Question A Week 30

CAN WE BE GLAD FOR WHAT DOES NOT HURT?

Photo by Rick Lewis

Photo by Rick Lewis

I used to ask myself how I could be glad about anything when there is so much pain and suffering in the world. In the early 90’s, I visited El Salvador, a country that had suffered more than a decade of brutal civil war, where those seeking justice were continually targeted and killed. Despite this, I was welcomed into a community of music and dancing and celebration. This was the moment I realized how immobilizing it was for me to stay stuck in the pain and suffering when what I needed more than anything was to keep my heart and body open to all the goodness around me. This goodness would be fuel for the road ahead.

It takes practice to notice what is good, especially when we are hurting, and it can save our lives.
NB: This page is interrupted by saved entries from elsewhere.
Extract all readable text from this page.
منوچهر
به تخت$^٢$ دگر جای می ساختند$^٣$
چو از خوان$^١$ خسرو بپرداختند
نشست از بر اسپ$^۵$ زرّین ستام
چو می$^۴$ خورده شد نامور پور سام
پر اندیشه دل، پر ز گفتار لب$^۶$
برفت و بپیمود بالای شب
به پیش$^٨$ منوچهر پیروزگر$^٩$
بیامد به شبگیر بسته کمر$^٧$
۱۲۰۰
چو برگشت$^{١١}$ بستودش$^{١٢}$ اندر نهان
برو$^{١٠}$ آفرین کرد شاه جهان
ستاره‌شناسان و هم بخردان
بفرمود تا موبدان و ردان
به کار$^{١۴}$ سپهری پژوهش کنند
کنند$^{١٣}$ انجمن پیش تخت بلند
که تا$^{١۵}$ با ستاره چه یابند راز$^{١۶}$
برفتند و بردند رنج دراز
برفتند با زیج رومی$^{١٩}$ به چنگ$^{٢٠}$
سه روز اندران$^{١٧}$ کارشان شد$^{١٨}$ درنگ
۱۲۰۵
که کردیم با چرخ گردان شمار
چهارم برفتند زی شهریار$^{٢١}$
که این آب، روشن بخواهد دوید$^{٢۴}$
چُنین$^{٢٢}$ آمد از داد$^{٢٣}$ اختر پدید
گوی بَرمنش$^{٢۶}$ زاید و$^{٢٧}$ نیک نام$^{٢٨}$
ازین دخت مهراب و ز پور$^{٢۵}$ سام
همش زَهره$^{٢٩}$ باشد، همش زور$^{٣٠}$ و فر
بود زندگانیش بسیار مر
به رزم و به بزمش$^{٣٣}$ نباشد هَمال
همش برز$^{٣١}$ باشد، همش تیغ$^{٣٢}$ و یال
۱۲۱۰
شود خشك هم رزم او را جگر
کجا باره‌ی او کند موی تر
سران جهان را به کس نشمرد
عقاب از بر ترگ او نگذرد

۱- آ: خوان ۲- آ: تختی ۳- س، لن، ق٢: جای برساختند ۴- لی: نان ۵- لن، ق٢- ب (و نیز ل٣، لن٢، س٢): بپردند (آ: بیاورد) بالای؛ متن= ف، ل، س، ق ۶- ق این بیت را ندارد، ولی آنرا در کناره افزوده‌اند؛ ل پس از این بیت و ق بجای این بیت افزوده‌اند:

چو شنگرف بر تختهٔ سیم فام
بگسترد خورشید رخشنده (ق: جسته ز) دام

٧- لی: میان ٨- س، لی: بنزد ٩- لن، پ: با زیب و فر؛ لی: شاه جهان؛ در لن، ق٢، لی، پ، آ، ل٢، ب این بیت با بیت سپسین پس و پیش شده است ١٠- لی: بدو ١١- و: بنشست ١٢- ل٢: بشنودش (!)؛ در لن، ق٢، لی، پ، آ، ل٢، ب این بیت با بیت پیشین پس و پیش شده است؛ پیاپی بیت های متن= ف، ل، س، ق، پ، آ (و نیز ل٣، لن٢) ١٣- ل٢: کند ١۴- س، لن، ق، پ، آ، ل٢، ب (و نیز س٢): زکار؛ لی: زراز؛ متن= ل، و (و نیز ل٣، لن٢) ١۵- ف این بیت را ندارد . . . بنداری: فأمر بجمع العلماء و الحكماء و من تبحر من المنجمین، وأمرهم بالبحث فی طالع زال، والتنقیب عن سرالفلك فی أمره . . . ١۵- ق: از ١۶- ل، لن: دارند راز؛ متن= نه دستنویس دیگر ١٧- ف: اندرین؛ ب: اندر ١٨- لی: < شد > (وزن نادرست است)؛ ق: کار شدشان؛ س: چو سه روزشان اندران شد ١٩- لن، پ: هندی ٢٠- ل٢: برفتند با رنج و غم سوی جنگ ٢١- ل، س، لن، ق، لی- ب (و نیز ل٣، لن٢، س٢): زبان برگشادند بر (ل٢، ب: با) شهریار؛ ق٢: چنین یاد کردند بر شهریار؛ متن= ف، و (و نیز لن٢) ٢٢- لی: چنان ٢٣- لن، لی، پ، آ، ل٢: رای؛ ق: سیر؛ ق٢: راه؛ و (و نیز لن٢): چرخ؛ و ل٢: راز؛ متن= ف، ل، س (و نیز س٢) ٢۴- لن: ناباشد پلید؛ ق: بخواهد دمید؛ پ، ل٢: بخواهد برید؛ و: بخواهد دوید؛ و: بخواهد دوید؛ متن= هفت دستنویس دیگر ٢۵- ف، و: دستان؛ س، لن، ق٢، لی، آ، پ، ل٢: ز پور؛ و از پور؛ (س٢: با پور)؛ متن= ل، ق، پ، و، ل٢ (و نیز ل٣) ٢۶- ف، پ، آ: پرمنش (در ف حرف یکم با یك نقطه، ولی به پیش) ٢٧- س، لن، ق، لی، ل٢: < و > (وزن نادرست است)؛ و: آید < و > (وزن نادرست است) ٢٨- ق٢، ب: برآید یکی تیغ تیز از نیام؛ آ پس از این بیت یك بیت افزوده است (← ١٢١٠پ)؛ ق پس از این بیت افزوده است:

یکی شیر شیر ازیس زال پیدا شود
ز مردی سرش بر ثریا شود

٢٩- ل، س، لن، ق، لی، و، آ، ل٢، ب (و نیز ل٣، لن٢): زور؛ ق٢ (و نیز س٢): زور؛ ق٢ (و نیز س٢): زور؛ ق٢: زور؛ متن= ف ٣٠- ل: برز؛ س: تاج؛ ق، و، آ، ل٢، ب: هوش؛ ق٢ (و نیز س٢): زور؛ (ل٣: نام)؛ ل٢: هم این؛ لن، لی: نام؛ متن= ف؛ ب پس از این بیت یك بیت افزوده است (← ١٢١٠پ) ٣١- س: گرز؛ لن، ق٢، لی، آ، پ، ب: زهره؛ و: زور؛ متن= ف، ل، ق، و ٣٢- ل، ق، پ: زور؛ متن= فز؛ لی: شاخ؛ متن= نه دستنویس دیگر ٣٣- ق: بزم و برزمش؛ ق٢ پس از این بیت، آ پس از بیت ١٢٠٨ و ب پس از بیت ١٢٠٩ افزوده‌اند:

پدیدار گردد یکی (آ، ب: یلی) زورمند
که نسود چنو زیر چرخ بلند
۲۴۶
One client told me that acknowledging five things she was grateful for every day did indeed save her life during a particularly hard stint. It reminded her that life was more than the pain she was currently experiencing. It assured her that she wasn't alone, and that every day amazing things were happening without her having to do anything but pay attention to them.
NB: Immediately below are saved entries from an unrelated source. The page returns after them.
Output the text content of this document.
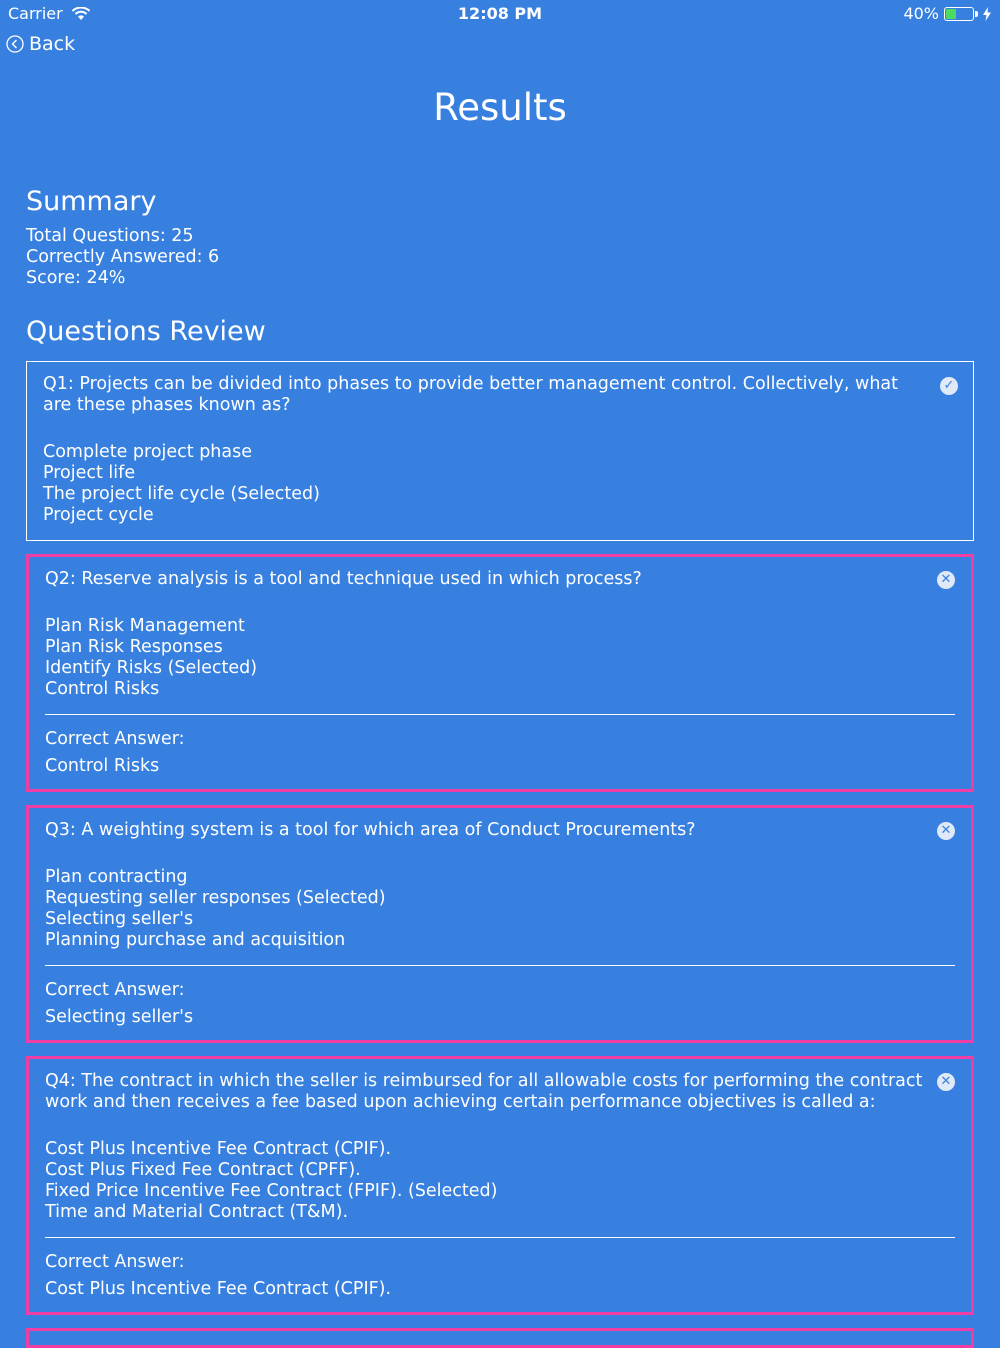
Carrier	12:08 PM	40%
Back
Results
Summary
Total Questions: 25
Correctly Answered: 6
Score: 24%
Questions Review
Q1: Projects can be divided into phases to provide better management control. Collectively, what are these phases known as?
✓
Complete project phase
Project life
The project life cycle (Selected)
Project cycle
Q2: Reserve analysis is a tool and technique used in which process?	✕
Plan Risk Management
Plan Risk Responses
Identify Risks (Selected)
Control Risks
Correct Answer:
Control Risks
Q3: A weighting system is a tool for which area of Conduct Procurements?	✕
Plan contracting
Requesting seller responses (Selected)
Selecting seller's
Planning purchase and acquisition
Correct Answer:
Selecting seller's
Q4: The contract in which the seller is reimbursed for all allowable costs for performing the contract work and then receives a fee based upon achieving certain performance objectives is called a:
✕
Cost Plus Incentive Fee Contract (CPIF).
Cost Plus Fixed Fee Contract (CPFF).
Fixed Price Incentive Fee Contract (FPIF). (Selected)
Time and Material Contract (T&M).
Correct Answer:
Cost Plus Incentive Fee Contract (CPIF).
In case it’s difficult for you to find something to be glad about right now, I'm sharing Marge Piercy's poem, The Art of Blessing The Day

This is the blessing for rain after drought:

Come down, wash the air so it shimmers,

a perfumed shawl of lavender chiffon.

Let the parched leaves suckle and swell.

Enter my skin, wash me for the little

chrysalis of sleep rocked in your plashing.

In the morning the world is peeled to shining.
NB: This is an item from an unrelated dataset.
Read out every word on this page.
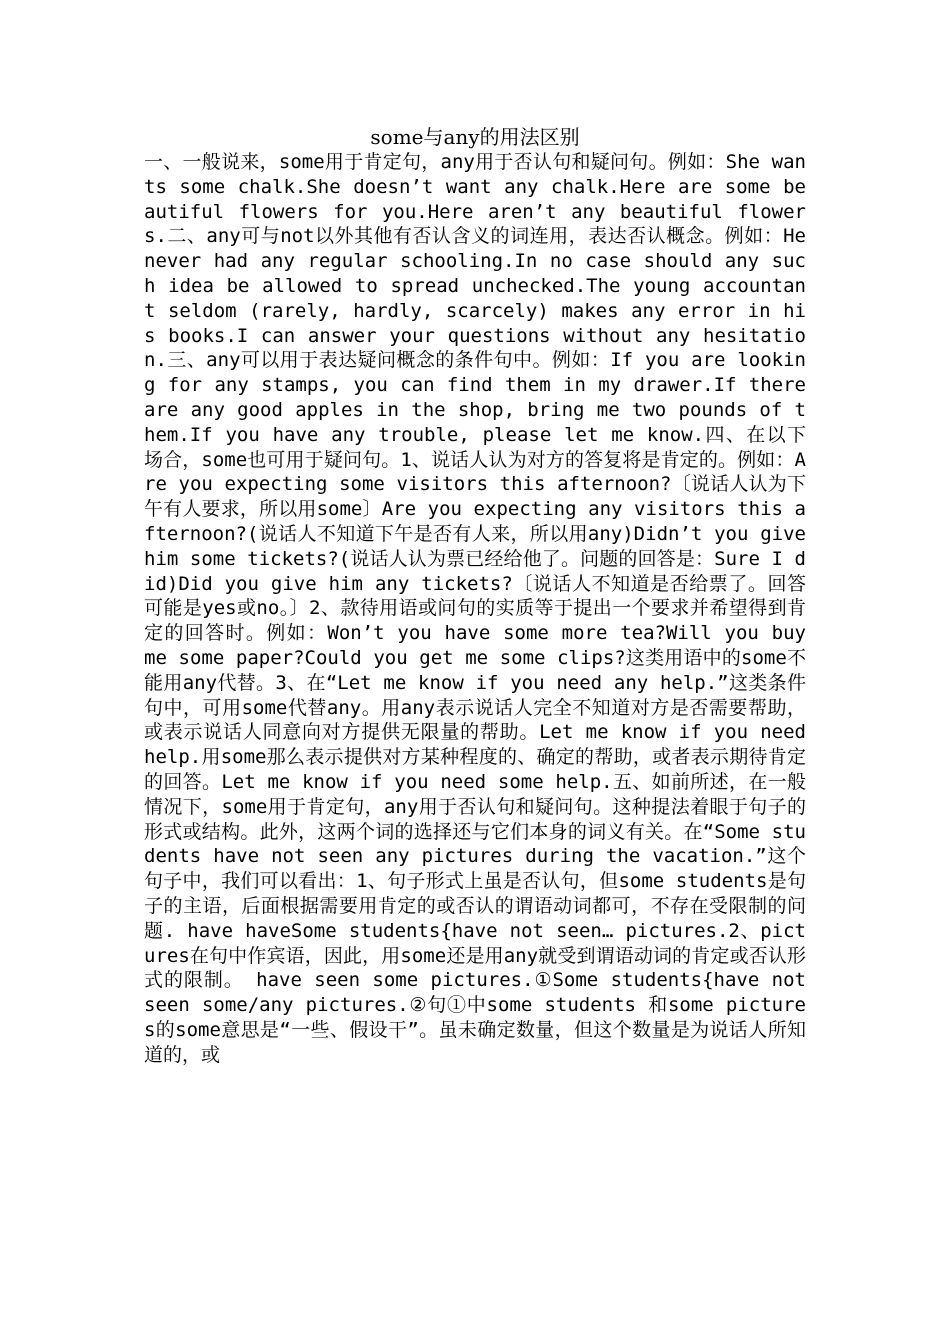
some与any的用法区别

一、一般说来，some用于肯定句，any用于否认句和疑问句。例如：She wants some chalk.She doesn’t want any chalk.Here are some beautiful flowers for you.Here aren’t any beautiful flowers.二、any可与not以外其他有否认含义的词连用，表达否认概念。例如：He never had any regular schooling.In no case should any such idea be allowed to spread unchecked.The young accountant seldom (rarely, hardly, scarcely) makes any error in his books.I can answer your questions without any hesitation.三、any可以用于表达疑问概念的条件句中。例如：If you are looking for any stamps, you can find them in my drawer.If there are any good apples in the shop, bring me two pounds of them.If you have any trouble, please let me know.四、在以下场合，some也可用于疑问句。1、说话人认为对方的答复将是肯定的。例如：Are you expecting some visitors this afternoon?〔说话人认为下午有人要求，所以用some〕Are you expecting any visitors this afternoon?(说话人不知道下午是否有人来，所以用any)Didn’t you give him some tickets?(说话人认为票已经给他了。问题的回答是：Sure I did)Did you give him any tickets?〔说话人不知道是否给票了。回答可能是yes或no。〕2、款待用语或问句的实质等于提出一个要求并希望得到肯定的回答时。例如：Won’t you have some more tea?Will you buy me some paper?Could you get me some clips?这类用语中的some不能用any代替。3、在“Let me know if you need any help.”这类条件句中，可用some代替any。用any表示说话人完全不知道对方是否需要帮助，或表示说话人同意向对方提供无限量的帮助。Let me know if you need help.用some那么表示提供对方某种程度的、确定的帮助，或者表示期待肯定的回答。Let me know if you need some help.五、如前所述，在一般情况下，some用于肯定句，any用于否认句和疑问句。这种提法着眼于句子的形式或结构。此外，这两个词的选择还与它们本身的词义有关。在“Some students have not seen any pictures during the vacation.”这个句子中，我们可以看出：1、句子形式上虽是否认句，但some students是句子的主语，后面根据需要用肯定的或否认的谓语动词都可，不存在受限制的问题. have haveSome students{have not seen… pictures.2、pictures在句中作宾语，因此，用some还是用any就受到谓语动词的肯定或否认形式的限制。 have seen some pictures.①Some students{have not seen some/any pictures.②句①中some students 和some pictures的some意思是“一些、假设干”。虽未确定数量，但这个数量是为说话人所知道的，或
This is the blessing for sun after long rain:

Now everything shakes itself free and rises.

The trees are bright as pushcart ices.

Every last lily opens its satin thighs.

The bees dance and roll in pollen

and the cardinal at the top of the pine

sings at full throttle, fountaining.

This is the blessing for a ripe peach:

This is luck made round. Frost can nip

the blossom, kill the bee. It can drop,

a hard green useless nut. Brown fungus,

the burrowing worm that coils in rot can

blemish it and wind crush it on the ground.

Yet this peach fills my mouth with juicy sun.

This is the blessing for the first garden tomato:

Those green boxes of tasteless acid the store

sells in January, those red things with the savor

of wet chalk, they mock your fragrant name.

How fat and sweet you are weighing down my palm,

warm as the flank of a cow in the sun.

You are the savor of summer in a thin red skin.

This is the blessing for a political victory:

Although I shall not forget that things

work in increments and epicycles and sometime

leaps that half the time fall back down,

let's not relinquish dancing while the music

fits into our hips and bounces our heels.

We must never forget, pleasure is real as pain.

The blessing for the return of a favorite cat,

the blessing for love returned, for friends'

return, for money received unexpected,

the blessing for the rising of the bread,

the sun, the oppressed. I am not sentimental

about old men mumbling the Hebrew by rote

with no more feeling than one says gesundheit.

But the discipline of blessings is to taste

each moment, the bitter, the sour, the sweet

and the salty, and be glad for what does not

hurt. The art is in compressing attention

to each little and big blossom of the tree

of life, to let the tongue sing each fruit,

its savor, its aroma and its use.

Attention is love, what we must give

children, mothers, fathers, pets,

our friends, the news, the woes of others.

What we want to change we curse and then

pick up a tool. Bless whatever you can

with eyes and hands and tongue. If you

can't bless it, get ready to make it new.